À l’occasion de la 70e session de la Commission de la condition de la femme (CSW70), un side event intitulé « L’Agora Émotionnelle : quand les plateformes numériques deviennent des espaces de justice économique et d’autonomisation pour les femmes » s’est tenu le 18 mars 2026 au Church Center for the United Nations (CCUN) à New York, de 08h30 à 10h00, organisé par le Comité de vigilance pour la Démocratie en Tunisie.
Cet événement a exploré le rôle des plateformes digitales comme vecteurs d’expression, de solidarité et d’opportunités économiques pour les femmes.
Ainsi Zohra Bouguerra (Tunisie) sociologue et consultante indépendante en genre et gouvernance de l’eau, a ouvert les débats en présentant le concept d’« Agora émotionnelle », soulignant les dimensions sociales et émotionnelles des usages numériques pour l’inclusion financière et le travail décent.
Les interventions principales ont réuni des expertes internationales : Claudia Segre (Italie), présidente de Global Thinking Foundation, est intervenue en vidéo sur l’inclusion financière et l’éducation numérique comme leviers d’autonomie économique. Armelle Schaad (Belgique), psychologue, a abordé la cyberviolence et les risques des activités en ligne. Régine Alende Tshombokongo (Canada), présidente du CEJFI, a plaidé via vidéo pour un leadership féminin dans l’économie numérique. Maha Abdel Nasser (Égypte), députée, a évoqué les politiques publiques et l’éducation. Myriam Fetiere et Gabriel Toussaint (Haïti), respectivement formatrice et journaliste, ont traité des enjeux économiques, de formation et des droits humains.

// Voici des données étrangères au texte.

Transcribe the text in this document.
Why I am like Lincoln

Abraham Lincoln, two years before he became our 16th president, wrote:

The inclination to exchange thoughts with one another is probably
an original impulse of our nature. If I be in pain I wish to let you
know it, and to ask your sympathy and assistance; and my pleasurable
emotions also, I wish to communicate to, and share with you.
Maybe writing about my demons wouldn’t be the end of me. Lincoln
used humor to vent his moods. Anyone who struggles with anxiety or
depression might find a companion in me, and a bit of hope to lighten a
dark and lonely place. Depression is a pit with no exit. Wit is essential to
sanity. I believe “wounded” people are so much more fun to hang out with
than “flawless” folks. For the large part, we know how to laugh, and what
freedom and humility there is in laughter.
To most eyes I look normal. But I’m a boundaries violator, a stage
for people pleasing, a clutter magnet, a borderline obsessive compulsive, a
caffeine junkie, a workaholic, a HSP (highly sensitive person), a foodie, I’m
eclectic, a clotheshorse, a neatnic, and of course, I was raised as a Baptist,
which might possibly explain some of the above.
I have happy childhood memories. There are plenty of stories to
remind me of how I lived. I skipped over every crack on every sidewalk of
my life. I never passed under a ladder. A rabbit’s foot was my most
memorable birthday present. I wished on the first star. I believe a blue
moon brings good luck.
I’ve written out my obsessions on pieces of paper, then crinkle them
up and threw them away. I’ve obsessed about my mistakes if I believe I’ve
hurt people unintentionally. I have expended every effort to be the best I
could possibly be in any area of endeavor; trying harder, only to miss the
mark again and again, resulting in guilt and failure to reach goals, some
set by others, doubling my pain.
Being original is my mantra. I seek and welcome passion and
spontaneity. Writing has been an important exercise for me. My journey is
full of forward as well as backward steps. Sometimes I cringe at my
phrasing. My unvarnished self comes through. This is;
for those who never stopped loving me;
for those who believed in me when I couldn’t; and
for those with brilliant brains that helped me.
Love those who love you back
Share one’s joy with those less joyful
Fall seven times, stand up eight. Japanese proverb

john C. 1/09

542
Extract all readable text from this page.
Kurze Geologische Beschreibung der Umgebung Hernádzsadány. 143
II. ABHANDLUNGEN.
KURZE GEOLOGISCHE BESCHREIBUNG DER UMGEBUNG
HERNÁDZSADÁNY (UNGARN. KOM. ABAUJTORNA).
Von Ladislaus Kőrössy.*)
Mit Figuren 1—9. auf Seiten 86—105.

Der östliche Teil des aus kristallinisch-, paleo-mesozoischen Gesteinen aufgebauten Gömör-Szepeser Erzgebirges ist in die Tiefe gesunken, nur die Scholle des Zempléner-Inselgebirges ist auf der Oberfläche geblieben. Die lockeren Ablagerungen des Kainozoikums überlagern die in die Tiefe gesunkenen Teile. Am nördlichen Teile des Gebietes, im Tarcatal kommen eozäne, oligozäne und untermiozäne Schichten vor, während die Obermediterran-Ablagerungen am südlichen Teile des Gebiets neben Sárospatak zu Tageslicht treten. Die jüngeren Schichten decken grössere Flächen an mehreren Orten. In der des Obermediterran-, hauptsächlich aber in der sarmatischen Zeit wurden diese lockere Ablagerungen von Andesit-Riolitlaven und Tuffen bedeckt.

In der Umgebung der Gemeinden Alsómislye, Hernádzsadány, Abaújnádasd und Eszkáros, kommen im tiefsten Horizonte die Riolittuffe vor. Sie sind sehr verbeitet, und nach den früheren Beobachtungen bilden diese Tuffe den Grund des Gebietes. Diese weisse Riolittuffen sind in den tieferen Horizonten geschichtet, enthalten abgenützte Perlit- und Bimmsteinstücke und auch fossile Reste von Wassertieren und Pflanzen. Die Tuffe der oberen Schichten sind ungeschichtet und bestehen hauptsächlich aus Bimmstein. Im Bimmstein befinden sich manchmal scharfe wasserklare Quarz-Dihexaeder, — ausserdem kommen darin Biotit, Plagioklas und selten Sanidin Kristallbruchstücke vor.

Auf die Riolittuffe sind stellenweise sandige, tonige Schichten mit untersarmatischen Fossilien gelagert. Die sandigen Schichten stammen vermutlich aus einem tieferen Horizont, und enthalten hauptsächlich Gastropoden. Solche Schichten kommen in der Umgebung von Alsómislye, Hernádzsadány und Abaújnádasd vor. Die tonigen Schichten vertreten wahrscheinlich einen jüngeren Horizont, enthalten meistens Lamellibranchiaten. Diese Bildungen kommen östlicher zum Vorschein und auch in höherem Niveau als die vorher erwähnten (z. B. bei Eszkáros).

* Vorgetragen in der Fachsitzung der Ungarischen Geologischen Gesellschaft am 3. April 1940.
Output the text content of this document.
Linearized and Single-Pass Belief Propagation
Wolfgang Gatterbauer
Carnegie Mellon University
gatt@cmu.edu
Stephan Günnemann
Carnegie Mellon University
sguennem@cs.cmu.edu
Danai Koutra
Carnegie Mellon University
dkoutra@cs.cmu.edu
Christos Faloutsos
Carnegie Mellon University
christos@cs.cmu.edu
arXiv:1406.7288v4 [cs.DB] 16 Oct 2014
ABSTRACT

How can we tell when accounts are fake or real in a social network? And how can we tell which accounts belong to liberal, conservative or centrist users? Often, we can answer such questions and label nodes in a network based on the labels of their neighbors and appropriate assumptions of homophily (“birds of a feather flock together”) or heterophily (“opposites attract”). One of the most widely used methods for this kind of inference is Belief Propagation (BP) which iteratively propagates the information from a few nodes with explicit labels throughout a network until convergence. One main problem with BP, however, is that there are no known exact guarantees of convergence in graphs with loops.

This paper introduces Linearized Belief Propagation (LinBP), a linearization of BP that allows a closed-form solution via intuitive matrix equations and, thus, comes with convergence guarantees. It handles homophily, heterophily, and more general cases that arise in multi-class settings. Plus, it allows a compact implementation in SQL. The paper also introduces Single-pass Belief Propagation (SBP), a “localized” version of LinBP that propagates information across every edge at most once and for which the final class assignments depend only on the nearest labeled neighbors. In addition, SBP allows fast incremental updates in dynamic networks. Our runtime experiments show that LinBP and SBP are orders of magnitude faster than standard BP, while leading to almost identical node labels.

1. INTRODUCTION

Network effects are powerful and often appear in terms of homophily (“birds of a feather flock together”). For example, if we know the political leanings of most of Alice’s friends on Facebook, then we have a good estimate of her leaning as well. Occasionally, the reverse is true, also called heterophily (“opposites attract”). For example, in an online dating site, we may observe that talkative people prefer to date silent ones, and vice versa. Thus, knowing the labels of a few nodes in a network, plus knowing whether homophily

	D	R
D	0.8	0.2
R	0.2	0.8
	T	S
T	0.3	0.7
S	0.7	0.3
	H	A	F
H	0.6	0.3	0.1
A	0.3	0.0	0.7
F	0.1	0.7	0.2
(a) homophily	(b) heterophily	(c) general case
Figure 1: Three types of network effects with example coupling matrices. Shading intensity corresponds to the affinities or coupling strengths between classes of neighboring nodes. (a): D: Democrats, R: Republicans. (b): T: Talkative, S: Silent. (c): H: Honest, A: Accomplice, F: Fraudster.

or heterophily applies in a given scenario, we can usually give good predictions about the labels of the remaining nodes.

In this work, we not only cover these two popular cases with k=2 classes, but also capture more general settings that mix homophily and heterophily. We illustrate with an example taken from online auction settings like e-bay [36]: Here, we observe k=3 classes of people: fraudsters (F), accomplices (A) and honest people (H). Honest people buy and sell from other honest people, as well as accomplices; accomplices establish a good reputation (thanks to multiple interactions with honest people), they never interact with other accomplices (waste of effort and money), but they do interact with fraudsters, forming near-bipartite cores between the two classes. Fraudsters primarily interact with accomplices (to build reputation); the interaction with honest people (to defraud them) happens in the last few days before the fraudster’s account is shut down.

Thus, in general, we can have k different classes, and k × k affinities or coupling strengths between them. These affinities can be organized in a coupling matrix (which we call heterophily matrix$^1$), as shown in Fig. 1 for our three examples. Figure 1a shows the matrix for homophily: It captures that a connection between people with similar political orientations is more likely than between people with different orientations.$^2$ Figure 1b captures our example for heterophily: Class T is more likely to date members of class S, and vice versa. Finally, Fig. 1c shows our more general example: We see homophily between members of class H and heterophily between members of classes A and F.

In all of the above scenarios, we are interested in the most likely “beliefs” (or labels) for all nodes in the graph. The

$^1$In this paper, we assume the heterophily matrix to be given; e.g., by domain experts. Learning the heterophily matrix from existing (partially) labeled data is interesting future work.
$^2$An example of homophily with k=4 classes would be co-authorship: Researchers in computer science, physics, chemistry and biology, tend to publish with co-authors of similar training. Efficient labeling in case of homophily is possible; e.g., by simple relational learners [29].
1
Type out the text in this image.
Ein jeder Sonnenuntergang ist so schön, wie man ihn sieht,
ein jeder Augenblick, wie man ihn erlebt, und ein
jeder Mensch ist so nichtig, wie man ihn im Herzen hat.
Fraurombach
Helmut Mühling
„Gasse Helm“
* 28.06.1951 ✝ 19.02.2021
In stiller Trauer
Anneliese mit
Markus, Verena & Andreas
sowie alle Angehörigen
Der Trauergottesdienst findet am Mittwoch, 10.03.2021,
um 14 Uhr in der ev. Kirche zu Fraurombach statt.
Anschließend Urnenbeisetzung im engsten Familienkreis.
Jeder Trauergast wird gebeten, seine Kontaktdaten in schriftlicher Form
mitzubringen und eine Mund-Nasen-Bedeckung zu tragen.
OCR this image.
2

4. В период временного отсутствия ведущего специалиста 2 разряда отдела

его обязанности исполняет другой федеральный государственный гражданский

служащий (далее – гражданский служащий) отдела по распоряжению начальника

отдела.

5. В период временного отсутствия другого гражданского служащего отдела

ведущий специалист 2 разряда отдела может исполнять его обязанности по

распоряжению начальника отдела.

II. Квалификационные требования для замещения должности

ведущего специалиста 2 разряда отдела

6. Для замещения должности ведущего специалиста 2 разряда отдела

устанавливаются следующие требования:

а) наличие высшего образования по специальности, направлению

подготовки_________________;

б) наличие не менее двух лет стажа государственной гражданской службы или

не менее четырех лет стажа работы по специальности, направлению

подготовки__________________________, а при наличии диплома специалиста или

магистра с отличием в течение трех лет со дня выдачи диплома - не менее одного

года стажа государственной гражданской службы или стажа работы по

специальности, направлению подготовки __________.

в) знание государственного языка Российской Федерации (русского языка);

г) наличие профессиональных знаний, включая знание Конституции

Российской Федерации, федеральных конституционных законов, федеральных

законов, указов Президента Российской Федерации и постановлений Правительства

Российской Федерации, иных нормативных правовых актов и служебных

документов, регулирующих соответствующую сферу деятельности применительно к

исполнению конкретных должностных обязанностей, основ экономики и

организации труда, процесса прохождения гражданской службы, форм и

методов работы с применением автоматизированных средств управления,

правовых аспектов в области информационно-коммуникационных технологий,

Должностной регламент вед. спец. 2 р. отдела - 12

Une discussion plénière a permis des échanges sur l’inclusion numérique, le travail décent et la justice sociale, avant la synthèse finale de Salma Triki, chercheuse tunisienne docteure en sociologie et experte en genre.
En somme, les débats ont mis en lumière le numérique comme espace d’opportunités entrepreneuriales et d’accès aux ressources pour les femmes. Tout en identifiant des défis comme la cyberviolence, la précarité du travail digital et les inégalités technologiques.